Life in boarding school was fun, full of dreams and hope for the future, romance novels were clandestinely read. They met boys; fell in love and talked about how beautiful life would be with them.
After many years of swotting for exams, they finally passed and graduated from high school to face the real world.
To start with, Agnes was forced to marry a man she loathed. Even so, she gave birth to four children or so, whereupon, her marriage finally fell to the ground, so she decided to start life afresh on her own with her children. Next, Dora happily married Chris, her high school love and bore him four children there around. Afterwards, Chris had to travel abroad to forward his studies but he never returned. It was later learnt that he was in a relationship with a German lady in Hamburg. Rose's high school love just vanished into thin air. Thereafter, she only came across men who duped and jilted her, she was catching-up the age of forty-two without a husband and children. In fact, her personal life was nothing to be proud of in those days. Nonetheless, her professional life was thriving. Finally, Comfort, she was always there to give her opinion.
These women were struggling against all odds to change their plight in the midst of Nigeria that got her independence in October 1960. No sooner had January 15th coup of 1966 occurred than it became restive, followed by a civil war that started in 1967 and ended in 1970. At a point, considering what has become of their lives, they wondered whether the British missionary really prepared them to exist in such a society.

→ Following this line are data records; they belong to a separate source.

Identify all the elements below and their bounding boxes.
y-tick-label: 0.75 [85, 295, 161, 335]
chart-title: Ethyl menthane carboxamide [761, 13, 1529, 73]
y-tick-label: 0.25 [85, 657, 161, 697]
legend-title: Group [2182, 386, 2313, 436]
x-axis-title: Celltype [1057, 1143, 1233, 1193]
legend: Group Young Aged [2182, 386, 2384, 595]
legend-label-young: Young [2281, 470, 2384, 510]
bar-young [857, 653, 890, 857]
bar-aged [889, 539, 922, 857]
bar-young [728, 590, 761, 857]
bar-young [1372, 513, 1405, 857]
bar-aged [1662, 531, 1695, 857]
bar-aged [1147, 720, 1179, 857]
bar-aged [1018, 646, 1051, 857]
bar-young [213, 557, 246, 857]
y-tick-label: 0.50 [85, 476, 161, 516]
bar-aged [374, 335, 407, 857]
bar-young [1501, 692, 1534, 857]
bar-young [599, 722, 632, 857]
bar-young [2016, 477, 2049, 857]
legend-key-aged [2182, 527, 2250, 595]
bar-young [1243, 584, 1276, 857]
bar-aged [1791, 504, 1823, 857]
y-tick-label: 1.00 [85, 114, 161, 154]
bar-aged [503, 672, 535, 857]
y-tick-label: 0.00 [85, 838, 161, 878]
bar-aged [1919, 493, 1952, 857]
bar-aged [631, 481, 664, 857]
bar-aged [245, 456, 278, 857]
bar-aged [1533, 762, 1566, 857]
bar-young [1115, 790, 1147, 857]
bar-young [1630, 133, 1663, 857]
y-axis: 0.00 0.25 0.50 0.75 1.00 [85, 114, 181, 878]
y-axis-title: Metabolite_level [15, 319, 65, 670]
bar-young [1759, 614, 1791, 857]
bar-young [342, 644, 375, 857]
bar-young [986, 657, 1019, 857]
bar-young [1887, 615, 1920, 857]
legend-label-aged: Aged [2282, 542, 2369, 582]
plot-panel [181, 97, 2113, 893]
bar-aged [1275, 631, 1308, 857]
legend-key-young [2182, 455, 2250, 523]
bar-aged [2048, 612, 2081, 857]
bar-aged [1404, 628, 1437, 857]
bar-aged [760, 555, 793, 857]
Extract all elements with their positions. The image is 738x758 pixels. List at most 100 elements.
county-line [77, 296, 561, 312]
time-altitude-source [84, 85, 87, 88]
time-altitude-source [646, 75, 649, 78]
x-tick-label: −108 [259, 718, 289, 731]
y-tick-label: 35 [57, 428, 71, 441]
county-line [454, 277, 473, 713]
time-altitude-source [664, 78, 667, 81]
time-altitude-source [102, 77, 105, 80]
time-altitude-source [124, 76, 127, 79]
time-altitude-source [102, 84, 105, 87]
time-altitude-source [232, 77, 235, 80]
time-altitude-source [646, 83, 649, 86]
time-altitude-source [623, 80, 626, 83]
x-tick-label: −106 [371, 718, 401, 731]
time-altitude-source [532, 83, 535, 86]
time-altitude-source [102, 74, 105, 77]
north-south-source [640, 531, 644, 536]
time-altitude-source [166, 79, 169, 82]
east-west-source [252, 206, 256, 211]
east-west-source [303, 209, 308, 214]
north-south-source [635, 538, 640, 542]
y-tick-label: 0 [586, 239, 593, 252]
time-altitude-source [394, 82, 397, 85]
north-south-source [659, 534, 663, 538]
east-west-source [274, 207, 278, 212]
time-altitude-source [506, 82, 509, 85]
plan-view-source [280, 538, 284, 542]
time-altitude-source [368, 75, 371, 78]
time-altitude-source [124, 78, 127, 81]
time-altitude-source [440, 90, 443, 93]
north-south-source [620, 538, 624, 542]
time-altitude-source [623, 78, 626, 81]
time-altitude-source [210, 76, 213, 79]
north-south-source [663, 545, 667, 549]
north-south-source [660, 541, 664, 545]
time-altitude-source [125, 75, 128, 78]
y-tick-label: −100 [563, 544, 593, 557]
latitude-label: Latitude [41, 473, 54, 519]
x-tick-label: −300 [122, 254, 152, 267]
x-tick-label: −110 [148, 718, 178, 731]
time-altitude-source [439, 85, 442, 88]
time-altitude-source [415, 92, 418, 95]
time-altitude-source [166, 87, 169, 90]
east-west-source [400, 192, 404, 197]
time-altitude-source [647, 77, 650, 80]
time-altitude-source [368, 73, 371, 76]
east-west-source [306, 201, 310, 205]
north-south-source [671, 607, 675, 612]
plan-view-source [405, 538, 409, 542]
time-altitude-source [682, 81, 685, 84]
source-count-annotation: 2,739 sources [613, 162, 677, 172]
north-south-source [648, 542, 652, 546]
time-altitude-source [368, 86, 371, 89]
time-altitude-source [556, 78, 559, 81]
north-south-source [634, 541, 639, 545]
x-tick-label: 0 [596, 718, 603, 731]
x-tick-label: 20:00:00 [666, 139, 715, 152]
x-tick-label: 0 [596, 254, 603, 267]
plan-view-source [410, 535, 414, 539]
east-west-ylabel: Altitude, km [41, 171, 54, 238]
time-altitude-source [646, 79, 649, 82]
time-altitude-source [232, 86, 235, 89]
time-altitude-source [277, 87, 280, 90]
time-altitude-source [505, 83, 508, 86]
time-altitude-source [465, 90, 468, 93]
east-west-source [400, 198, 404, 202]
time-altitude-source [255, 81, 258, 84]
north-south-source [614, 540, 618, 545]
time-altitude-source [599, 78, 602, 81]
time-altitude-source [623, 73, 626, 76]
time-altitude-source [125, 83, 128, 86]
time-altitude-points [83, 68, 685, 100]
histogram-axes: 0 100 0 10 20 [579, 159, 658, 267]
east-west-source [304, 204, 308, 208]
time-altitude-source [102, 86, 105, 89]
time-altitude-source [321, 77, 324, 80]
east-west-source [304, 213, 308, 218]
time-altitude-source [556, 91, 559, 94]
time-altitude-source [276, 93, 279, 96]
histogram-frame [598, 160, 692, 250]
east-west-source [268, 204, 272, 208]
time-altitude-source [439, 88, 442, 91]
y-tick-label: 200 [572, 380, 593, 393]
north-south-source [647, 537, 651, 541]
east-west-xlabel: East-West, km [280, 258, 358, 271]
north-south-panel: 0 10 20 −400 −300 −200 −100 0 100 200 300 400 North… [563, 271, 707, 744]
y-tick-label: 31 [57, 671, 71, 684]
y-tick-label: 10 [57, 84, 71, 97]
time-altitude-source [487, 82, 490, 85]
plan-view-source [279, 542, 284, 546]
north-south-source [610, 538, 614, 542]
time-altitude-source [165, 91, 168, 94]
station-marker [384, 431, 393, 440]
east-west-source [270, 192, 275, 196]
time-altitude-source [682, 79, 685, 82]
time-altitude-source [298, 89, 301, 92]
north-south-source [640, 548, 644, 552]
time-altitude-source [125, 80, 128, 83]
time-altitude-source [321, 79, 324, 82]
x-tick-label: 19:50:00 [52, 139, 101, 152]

I enjoyed this novel, it is an insight into the life of women in Nigeria between the 50s and the 70s. I recommend it to everyone (adults especially). Flora Nwapa writes inspiring stories about women. Even though, "Women are Different" is a novel I took so much pleasure in reading, I have to admit that there were few grammatical errors detected. However, it would not diminish your relish for reading. Five stars read indeed.